Showing posts with label Federal Reserve. Show all posts
Showing posts with label Federal Reserve. Show all posts

Sunday, September 16, 2007

Greenspan Argues Against the Fed

Former Federal Reserve Chairman Alan Greenspan has not explicitly argued against the Federal Reserve Bank or any other central bank, except in his long-ago essay on gold in the collection of essays entitled Capitalism: The Unknown Ideal. As Chairman of the Fed for 18 years, I find it unlikely he has contemporaneously and explicitly disavowed the institution he helmed for such a long period of time.

Nevertheless, he did make quite an effective, albeit unintentional, argument against the Fed on his 60 Minutes interview Sunday night. The interviewer asked whether he was to blame for the sub-prime mortgage crisis by making credit too easy. Greenspan said that he was aware at the time that questionable mortgage credit was being extended by banks, but he admitted he was unaware how pervasive it was or how impactful on the economy.

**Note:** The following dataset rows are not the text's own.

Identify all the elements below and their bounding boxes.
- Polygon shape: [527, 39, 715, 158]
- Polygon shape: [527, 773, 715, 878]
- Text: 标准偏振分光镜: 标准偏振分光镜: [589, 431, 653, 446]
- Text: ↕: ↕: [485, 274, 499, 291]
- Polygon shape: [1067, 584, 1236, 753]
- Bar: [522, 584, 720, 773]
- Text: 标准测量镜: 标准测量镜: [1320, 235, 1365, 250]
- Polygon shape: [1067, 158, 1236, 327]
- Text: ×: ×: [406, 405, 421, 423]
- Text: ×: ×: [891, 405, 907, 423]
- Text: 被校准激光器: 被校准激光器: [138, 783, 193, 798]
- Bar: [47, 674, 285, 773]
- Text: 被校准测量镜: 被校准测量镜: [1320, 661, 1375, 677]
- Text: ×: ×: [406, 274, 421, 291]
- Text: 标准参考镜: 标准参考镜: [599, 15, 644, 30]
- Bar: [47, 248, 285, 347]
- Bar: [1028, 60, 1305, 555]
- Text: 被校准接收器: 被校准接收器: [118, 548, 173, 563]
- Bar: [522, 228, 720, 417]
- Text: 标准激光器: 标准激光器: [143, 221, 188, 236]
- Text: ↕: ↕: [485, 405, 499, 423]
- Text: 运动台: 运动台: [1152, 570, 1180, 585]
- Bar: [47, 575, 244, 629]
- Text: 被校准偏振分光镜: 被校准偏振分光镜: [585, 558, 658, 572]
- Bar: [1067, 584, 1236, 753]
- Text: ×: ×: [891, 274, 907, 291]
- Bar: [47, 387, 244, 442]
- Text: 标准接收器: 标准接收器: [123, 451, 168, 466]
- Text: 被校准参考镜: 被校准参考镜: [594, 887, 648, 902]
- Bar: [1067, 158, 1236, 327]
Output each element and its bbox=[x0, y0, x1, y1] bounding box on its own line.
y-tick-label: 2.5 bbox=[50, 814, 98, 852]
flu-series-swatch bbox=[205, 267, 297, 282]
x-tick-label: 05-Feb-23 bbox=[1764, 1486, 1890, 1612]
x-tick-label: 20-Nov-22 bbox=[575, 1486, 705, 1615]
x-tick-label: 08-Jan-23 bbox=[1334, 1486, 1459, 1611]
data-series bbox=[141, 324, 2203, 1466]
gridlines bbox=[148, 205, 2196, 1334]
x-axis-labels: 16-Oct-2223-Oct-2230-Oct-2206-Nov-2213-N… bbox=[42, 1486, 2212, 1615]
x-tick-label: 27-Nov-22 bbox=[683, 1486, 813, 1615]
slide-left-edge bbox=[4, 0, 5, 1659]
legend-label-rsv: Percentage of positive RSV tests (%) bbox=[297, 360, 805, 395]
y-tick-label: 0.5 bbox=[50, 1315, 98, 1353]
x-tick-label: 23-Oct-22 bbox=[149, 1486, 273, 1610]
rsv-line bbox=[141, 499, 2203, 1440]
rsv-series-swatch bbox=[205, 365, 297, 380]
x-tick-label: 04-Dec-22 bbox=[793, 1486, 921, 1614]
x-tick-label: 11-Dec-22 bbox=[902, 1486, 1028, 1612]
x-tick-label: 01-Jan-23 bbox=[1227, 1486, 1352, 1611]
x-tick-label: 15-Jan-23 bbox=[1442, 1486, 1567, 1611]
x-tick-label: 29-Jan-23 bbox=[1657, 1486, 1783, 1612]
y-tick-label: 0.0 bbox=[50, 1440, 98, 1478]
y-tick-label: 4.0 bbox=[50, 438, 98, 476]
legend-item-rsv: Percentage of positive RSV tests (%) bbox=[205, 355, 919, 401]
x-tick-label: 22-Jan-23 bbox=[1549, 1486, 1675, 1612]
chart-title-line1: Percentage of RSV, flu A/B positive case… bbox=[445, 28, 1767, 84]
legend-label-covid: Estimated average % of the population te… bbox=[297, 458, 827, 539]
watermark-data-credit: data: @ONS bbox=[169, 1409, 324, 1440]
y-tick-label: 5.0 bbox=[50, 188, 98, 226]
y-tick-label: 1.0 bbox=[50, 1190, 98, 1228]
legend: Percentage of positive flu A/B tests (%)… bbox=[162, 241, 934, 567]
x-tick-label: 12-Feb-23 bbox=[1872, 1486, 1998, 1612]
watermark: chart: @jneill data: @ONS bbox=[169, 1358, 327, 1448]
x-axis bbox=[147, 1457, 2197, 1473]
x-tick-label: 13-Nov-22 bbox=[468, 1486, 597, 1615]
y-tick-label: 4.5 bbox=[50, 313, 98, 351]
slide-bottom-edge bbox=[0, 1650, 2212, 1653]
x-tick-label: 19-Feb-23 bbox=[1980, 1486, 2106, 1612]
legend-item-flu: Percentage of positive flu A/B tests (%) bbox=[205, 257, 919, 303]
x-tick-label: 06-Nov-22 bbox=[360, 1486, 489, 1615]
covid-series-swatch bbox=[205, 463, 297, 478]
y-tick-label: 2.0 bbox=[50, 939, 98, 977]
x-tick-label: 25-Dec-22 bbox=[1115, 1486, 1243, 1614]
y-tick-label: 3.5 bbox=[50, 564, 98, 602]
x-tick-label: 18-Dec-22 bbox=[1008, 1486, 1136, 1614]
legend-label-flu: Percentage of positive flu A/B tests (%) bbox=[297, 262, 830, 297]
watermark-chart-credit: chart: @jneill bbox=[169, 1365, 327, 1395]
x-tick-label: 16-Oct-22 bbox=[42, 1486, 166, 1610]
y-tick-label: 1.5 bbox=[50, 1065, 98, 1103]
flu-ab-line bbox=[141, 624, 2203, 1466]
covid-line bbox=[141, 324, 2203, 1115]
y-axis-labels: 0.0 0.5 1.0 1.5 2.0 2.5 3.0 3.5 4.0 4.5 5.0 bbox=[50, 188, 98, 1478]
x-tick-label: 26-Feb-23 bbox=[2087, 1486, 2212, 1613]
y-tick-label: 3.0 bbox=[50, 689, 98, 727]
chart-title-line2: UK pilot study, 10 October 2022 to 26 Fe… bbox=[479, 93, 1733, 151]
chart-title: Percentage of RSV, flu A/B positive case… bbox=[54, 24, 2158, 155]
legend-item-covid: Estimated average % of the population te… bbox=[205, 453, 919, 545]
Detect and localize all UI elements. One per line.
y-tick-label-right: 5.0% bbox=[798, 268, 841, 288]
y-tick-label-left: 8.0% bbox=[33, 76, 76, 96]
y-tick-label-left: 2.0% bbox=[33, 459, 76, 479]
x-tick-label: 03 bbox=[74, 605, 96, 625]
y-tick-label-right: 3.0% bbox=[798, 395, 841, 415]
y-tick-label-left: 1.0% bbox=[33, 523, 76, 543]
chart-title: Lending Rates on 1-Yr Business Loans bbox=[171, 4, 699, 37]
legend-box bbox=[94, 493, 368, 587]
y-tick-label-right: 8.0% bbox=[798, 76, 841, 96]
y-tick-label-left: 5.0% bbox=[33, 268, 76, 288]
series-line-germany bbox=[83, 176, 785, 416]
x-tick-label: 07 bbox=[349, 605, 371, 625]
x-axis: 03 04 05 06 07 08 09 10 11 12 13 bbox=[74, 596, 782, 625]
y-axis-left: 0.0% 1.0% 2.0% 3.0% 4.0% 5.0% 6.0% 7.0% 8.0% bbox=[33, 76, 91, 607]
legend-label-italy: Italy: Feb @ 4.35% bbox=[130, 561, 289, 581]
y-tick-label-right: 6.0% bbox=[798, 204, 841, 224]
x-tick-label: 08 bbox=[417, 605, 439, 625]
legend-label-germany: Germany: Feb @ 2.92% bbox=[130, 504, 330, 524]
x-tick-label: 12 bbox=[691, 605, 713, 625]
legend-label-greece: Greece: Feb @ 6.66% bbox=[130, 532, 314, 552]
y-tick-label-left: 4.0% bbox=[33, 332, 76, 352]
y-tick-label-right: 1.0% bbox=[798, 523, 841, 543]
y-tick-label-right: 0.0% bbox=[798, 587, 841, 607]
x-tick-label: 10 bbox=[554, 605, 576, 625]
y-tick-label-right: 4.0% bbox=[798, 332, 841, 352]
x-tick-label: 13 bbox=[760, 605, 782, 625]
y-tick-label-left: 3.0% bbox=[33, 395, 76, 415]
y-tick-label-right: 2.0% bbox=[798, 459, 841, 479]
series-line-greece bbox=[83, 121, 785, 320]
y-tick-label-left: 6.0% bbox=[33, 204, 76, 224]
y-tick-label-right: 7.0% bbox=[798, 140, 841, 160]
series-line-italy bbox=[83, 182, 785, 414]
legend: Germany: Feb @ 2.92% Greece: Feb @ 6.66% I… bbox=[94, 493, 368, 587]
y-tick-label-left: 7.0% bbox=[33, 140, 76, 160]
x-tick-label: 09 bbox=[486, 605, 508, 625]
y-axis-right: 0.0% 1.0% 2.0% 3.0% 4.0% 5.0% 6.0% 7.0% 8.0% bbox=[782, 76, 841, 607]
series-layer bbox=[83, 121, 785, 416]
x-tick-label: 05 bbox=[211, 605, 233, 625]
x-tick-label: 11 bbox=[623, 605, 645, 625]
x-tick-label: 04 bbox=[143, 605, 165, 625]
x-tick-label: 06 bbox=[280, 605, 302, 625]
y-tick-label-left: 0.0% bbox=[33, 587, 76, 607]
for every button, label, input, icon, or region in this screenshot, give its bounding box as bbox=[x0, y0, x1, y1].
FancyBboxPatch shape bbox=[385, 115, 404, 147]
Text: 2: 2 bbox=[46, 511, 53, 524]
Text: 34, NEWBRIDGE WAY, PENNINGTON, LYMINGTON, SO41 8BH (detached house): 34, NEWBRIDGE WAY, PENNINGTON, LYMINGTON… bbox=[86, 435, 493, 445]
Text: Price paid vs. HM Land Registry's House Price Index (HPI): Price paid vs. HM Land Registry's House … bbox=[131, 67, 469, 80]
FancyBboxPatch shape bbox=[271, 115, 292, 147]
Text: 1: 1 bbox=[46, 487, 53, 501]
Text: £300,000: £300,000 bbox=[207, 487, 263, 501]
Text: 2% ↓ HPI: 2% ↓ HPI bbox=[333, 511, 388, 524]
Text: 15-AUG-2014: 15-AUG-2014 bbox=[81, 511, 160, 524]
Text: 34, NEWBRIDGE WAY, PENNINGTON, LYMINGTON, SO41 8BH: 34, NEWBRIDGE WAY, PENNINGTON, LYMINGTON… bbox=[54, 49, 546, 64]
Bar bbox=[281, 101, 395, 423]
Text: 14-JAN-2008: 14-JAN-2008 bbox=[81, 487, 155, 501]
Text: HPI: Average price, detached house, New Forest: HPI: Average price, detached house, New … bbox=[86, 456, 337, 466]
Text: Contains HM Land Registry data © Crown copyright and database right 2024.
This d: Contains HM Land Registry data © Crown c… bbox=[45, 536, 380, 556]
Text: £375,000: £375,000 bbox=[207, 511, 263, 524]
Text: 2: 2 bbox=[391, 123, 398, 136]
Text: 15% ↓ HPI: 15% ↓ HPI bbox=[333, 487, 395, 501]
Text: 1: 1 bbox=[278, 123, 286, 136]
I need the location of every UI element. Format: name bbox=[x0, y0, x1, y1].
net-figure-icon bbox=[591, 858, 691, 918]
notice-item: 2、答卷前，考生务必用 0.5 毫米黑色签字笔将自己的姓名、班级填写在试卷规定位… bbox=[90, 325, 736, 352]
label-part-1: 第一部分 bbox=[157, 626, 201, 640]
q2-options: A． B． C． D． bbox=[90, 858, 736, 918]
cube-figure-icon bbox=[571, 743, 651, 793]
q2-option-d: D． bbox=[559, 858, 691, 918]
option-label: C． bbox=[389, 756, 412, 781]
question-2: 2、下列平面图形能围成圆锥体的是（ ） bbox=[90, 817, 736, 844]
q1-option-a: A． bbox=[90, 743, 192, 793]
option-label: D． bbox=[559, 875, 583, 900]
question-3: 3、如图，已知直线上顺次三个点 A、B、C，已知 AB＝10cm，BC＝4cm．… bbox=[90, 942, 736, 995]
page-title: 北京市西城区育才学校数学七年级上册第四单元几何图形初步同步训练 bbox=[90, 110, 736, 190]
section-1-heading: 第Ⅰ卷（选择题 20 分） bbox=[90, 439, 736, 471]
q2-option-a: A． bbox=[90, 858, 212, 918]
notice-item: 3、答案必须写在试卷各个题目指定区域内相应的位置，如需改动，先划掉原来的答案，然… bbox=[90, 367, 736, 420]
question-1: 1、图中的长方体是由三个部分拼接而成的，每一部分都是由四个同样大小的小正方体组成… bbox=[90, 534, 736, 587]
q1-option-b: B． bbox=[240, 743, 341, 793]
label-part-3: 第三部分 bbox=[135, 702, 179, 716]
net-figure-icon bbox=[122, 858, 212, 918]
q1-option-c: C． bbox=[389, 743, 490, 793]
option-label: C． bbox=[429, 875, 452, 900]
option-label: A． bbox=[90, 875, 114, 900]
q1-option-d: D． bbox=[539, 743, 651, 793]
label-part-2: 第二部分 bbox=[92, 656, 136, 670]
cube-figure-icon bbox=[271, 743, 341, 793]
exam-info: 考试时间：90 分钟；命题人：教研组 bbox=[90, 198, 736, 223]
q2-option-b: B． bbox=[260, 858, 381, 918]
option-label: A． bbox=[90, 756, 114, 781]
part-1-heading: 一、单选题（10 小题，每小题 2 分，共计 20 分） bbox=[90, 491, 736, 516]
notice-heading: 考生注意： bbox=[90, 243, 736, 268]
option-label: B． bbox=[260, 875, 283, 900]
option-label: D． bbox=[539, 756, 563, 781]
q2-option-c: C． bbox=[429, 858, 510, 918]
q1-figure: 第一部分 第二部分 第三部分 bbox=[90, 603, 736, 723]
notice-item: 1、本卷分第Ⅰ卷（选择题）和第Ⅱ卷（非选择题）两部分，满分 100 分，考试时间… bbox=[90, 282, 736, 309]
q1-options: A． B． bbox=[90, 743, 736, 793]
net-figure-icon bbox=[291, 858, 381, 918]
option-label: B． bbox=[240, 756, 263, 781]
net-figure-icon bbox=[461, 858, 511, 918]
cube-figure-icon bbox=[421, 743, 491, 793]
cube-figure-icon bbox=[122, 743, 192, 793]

He just didn't see the problem as it was developing.

That is his argument against the Fed, whether he realizes it or not. No central banker, no matter how good, can possibly hold in his mind all relevant information to centrally manage the money supply and credit of an economy. Such is the fallacy of central planning. It doesn't work in banking, just as it has never worked in any other area of an economy. The collapse of Communism is proof of that. So is the failure of the centrally managed parts of our mixed economy, such as public schooling and public housing.

Greenspan is smart, but no single man or woman is smart enough to be a central planner.

Saturday, August 18, 2007

Helicopter Ben

"Helicopter Ben" is the nickname Federal Reserve Chairman Ben Bernanke reportedly got for a comment he once made regarding how the government should aggressively use monetary policy to prevent a recession. Emphasizing that the key point is to inflate quickly to avert a crisis, he said the government could simply drop money from a helicopter to stimulate the economy.

Federal Reserve chairmen like to fly around in helicopters. Maybe that's their problem. By attempting to manage the money supply from their helicopter vantage, the Federal Reserve fails to see the real action of the economy on the ground. As a result, they make bad decisions. They add too much money or too little. They act too early or too late. The result is an exacerbation of booms and busts in the economy. The booms become unreal, and the busts too severe.


In 2003, the Federal Reserve lowered the interest rate at which it facilitates bank loans to an unprecedented low of 1%. In those years, we saw tremendous investment in real estate and a boom in real estate prices. The excess investment was stoked by cheap credit for mortgages available from banks. Variable interest and interest-only loans keyed to the artificially low federal funds rate enabled homebuyers to bid ever more for larger houses. Easy 100% or more financing enabled those who hadn't saved for a down payment to buy houses on the bank's credit.

Artificially cheap money had led to a flood of financial capital becoming available for mortgage lending by the banks. Lend they did, at terms that did not reflect the true financial risk they were undertaking. Such artificially supplied cheap money is inflation. When the Fed realized that its inflation of the money supply led to inflated asset prices, it tried to limit the damage by tightening credit, eventually raising the bank interest rate to a recent high of 5 1/4%. Now, the reverse process is happening. Over-extended borrowers are defaulting, credit is tightening, and the economy is poised for a slow-down.

All of this is the result of managing monetary policy from way up high in helicopters. How do we bring monetary policy down to earth? The only way to do this is to privatize money. Instead of the Federal Reserve, a sole, legal monopoly issuer of money and credit, all money should be issued by private banks. Private banks do not operate in helicopters. They operate on the ground. They understand the specific financing needs of particular borrowers. They assess their ability to extend credit based on the creditworthiness of the borrower, and on their own availability of funds.

The supply and demand conditions of money and credit that the banks respond to
are the real economy. If a new technology creates promising new business opportunities, the banks lend to those businesses. If a regional downturn reduces creditworthiness, they extend less credit. All the time, the banks lend with a view to protecting their own balance sheets and maximizing their own profit. This grounded action by private banks will result in the most efficient deployment of financial capital possible.

Does it mean the end of booms and busts? That is a question I am not sure of, but I think it may not. Nevertheless, the booms and busts that will occur will be shorter in duration and less severe. More importantly, they will reflect real economic events, not artificial changes of the money supply by the helicopter money monopolists.